Tender Ties, Broken Bonds – MulanIFF2025

Author: SHEN Wei
This year’s “Lili vs Leviathan” programme presents four films that each approach the parent-child dynamic from a distinct angle, peeling back layers of intimacy, duty, and unspoken pain. The performances are textured and deeply felt—at times so raw they leave us breathless.
In Montages of a Modern Motherhood, a young mother’s descent into postpartum depression is rendered with unflinching intimacy. Pavane for an Infant traces the agonizing choice of single mothers forced to give up their child. In Fly Me to the Moon, a daughter tries desperately to magnify a threadbare sense of paternal love—only to find that even distance cannot sever their emotional entanglement. All Quiet at Sunrise follows a son facing his terminally ill mother, and another mother who refuses to give up searching for her missing daughter.
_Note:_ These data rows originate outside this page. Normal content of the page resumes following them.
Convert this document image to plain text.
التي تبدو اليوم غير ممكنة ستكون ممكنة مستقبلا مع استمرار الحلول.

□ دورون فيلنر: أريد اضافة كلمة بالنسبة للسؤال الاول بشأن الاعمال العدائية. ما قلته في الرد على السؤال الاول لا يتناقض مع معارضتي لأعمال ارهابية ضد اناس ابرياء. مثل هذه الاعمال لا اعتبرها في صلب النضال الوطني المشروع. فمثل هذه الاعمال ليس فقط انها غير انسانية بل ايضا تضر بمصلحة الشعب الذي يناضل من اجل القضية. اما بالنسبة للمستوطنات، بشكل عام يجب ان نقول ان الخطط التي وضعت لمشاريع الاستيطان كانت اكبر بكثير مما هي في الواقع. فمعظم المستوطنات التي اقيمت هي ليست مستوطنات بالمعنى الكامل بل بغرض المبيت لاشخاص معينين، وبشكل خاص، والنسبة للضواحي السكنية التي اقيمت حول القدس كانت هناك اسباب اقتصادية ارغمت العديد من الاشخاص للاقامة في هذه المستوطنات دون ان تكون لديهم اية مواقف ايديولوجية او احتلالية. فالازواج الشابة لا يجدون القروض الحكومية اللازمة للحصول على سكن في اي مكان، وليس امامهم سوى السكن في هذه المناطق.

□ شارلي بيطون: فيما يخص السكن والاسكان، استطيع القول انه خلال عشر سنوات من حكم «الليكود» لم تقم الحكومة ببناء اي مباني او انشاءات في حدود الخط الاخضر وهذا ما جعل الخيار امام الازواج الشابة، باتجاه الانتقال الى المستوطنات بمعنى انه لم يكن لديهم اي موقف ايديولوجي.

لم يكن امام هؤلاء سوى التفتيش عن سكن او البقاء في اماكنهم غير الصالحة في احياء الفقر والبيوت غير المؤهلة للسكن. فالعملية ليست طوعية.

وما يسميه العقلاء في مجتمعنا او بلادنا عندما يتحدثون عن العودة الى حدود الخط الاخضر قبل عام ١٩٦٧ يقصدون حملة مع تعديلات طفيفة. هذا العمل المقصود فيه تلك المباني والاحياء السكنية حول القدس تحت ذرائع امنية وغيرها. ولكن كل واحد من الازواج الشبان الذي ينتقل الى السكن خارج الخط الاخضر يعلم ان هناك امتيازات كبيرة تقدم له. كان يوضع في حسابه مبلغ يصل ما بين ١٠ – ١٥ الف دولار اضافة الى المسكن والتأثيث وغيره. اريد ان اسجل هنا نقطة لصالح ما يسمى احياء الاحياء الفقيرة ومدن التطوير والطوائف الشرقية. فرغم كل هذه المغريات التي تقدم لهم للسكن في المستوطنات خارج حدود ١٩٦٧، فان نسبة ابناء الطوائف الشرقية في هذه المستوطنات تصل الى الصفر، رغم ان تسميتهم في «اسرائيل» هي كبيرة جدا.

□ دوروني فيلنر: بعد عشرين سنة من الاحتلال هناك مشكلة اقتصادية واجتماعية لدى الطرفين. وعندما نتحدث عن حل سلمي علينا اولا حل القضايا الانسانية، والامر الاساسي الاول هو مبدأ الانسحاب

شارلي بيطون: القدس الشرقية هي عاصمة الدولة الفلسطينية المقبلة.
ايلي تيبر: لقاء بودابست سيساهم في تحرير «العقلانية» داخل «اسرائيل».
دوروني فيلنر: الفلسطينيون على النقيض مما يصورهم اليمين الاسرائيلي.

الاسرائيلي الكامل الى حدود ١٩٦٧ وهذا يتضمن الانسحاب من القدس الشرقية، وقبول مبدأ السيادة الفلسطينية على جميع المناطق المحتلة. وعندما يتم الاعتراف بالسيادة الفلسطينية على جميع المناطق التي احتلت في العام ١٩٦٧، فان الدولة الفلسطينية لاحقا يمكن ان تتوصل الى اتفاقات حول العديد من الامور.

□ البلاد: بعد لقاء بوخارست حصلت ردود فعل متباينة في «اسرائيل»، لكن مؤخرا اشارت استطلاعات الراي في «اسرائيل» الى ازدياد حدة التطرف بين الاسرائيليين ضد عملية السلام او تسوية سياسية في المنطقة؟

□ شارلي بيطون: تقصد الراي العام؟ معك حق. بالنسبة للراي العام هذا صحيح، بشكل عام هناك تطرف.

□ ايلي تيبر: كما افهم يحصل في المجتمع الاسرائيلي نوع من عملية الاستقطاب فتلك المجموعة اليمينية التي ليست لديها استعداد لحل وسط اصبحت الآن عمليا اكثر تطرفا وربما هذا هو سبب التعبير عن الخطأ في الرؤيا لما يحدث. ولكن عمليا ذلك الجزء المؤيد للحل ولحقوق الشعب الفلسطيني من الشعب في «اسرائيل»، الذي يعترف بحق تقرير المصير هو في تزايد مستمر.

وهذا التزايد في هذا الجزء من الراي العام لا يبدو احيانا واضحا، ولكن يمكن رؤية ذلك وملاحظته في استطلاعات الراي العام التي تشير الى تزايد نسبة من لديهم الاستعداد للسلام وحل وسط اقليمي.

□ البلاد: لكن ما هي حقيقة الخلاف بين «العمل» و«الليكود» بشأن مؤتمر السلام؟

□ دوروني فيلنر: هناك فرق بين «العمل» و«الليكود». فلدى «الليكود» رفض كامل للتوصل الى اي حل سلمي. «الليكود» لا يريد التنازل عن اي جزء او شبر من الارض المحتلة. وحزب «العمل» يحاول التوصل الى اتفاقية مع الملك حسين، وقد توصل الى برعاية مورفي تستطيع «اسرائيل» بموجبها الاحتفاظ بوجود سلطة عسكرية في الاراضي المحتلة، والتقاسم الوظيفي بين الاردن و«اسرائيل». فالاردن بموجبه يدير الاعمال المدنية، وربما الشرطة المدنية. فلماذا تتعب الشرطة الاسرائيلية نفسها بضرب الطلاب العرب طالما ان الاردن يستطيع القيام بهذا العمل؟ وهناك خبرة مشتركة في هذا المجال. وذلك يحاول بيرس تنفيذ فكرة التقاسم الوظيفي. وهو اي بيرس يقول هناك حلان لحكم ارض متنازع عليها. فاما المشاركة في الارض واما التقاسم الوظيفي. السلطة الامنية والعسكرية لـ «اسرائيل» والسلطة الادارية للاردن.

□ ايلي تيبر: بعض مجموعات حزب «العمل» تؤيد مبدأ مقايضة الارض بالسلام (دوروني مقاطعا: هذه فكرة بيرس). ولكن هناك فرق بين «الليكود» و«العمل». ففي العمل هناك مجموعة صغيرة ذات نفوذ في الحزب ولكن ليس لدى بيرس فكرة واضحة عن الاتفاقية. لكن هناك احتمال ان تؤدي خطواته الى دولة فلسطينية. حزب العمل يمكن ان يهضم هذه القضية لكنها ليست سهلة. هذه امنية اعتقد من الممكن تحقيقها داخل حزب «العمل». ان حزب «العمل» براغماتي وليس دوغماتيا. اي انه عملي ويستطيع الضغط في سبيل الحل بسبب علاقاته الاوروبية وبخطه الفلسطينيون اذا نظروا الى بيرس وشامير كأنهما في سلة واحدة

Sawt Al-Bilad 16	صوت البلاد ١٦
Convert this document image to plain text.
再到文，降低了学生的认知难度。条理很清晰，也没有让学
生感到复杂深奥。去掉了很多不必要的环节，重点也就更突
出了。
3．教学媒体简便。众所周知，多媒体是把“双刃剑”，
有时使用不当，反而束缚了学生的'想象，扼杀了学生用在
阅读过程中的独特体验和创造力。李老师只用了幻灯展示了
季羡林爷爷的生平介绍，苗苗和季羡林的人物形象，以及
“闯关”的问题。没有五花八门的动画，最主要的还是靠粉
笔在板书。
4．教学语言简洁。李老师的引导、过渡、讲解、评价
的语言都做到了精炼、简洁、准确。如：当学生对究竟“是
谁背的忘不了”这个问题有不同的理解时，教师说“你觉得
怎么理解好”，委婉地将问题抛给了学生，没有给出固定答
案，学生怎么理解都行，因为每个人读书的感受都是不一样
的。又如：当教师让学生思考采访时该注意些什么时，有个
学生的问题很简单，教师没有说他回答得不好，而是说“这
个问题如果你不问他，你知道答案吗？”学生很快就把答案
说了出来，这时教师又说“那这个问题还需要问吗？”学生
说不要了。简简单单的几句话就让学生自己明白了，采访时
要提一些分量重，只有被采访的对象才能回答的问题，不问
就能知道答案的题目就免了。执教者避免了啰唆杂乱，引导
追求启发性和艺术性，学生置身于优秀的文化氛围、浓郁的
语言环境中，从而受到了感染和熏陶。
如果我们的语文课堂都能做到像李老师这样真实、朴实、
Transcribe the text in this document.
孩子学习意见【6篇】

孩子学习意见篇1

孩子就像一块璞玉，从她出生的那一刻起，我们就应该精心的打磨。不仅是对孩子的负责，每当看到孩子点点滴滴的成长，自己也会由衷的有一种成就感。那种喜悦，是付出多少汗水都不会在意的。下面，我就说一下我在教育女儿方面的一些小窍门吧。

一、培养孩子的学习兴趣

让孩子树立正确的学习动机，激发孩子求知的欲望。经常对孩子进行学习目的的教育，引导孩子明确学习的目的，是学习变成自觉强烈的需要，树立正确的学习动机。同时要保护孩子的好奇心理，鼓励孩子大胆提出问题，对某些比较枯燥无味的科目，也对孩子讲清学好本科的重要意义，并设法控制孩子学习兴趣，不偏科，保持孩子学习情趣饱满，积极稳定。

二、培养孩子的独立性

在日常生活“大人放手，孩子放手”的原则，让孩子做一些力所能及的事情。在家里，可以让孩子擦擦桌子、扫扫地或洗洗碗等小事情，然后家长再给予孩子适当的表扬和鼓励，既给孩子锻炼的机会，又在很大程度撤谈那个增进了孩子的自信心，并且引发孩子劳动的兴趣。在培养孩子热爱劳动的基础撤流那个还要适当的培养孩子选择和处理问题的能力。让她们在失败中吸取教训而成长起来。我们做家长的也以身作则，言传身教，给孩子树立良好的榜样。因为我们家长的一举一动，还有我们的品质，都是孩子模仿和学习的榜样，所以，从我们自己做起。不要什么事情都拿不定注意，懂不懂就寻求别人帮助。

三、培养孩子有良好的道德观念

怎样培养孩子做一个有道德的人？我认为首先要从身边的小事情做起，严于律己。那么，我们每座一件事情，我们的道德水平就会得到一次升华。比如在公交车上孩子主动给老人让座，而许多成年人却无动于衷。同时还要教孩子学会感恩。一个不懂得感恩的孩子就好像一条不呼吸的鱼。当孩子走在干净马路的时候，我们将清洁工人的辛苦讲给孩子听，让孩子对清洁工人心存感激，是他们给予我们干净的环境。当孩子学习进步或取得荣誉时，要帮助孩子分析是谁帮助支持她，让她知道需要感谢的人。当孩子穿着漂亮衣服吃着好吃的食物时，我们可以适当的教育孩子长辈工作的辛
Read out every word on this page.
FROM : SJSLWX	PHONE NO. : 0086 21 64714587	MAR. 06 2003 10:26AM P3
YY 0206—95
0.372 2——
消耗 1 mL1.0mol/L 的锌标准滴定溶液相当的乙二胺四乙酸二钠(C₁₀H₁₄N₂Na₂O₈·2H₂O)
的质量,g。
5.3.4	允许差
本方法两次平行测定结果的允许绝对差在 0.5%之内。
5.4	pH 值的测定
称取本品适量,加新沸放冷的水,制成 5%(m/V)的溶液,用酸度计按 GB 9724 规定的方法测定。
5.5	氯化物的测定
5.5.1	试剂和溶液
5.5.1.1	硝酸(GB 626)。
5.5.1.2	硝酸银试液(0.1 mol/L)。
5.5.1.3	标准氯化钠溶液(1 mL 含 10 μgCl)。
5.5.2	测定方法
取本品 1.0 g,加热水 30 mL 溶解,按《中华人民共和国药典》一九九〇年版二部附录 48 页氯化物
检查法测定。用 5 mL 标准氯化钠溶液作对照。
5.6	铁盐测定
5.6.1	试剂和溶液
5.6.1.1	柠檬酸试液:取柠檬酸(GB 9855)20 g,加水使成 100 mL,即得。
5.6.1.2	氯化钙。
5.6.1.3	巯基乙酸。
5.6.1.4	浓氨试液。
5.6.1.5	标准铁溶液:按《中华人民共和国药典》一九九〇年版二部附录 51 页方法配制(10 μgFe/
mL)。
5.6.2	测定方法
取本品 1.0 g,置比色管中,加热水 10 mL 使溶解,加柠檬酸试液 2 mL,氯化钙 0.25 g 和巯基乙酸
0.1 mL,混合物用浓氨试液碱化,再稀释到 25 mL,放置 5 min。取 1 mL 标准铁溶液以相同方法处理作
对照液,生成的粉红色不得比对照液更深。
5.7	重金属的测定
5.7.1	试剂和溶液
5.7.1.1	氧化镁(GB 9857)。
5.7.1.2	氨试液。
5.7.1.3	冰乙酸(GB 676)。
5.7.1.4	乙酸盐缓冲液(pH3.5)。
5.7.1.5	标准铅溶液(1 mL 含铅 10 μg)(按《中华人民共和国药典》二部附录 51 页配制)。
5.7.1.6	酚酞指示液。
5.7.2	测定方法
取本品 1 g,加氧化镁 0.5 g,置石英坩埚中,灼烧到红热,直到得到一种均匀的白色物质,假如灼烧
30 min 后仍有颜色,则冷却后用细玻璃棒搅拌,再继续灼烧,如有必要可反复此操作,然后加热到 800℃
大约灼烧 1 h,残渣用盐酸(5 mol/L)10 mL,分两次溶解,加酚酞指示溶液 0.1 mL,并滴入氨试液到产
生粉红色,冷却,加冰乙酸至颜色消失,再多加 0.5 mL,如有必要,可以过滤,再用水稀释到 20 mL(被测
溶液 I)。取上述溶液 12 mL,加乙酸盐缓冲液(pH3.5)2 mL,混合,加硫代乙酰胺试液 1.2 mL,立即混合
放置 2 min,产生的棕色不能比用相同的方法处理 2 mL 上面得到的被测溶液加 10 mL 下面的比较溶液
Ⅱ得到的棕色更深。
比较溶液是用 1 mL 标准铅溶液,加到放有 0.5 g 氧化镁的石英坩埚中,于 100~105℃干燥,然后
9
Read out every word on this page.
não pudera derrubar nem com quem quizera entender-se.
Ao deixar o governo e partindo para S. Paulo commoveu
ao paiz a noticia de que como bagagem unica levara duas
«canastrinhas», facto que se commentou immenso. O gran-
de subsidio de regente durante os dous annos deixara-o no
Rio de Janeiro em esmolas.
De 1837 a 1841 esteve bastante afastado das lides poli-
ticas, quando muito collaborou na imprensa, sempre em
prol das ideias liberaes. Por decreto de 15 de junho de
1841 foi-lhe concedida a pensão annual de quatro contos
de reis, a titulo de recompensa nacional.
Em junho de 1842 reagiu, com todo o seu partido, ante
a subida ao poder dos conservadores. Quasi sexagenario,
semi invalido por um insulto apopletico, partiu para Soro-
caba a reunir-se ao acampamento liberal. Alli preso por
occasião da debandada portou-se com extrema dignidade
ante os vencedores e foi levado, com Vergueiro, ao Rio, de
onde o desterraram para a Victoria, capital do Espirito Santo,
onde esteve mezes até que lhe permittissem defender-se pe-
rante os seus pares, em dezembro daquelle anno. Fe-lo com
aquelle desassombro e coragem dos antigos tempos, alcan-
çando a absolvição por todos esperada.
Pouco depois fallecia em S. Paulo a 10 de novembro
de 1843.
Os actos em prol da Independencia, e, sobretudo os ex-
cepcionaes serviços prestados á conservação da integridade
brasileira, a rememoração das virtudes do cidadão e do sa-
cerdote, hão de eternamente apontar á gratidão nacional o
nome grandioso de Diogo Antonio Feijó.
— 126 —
Spanning Hong Kong, Kuala Lumpur, and Hangzhou, these films unfold in vastly different linguistic, cultural, and economic landscapes. Across the variations in how love is expressed—through words, silence, gestures—a universal question emerges: how do parent-child relationships leave such indelible marks on our lives?
Societies tend to project neat images of family, offering ready-made templates for what these bonds should look like. But lived reality resists such framing. Responsibility, often treated as a given, cannot always be fulfilled by willpower. These films aren’t merely critiques of social norms; rather, they circle back to something deeply human: a reconsideration of parenthood and childhood as relationships that are never fully voluntary.
Cinema doesn’t promise solutions. It invites us to sit with the messiness, the grief, the ambiguity––for a fleeting moment. To see these four films emerge around the same time feels rare. Perhaps it’s no coincidence. Perhaps filmmakers have sensed a deeper undercurrent—and are gently rattling the hollow, crumbling codes of familial virtue.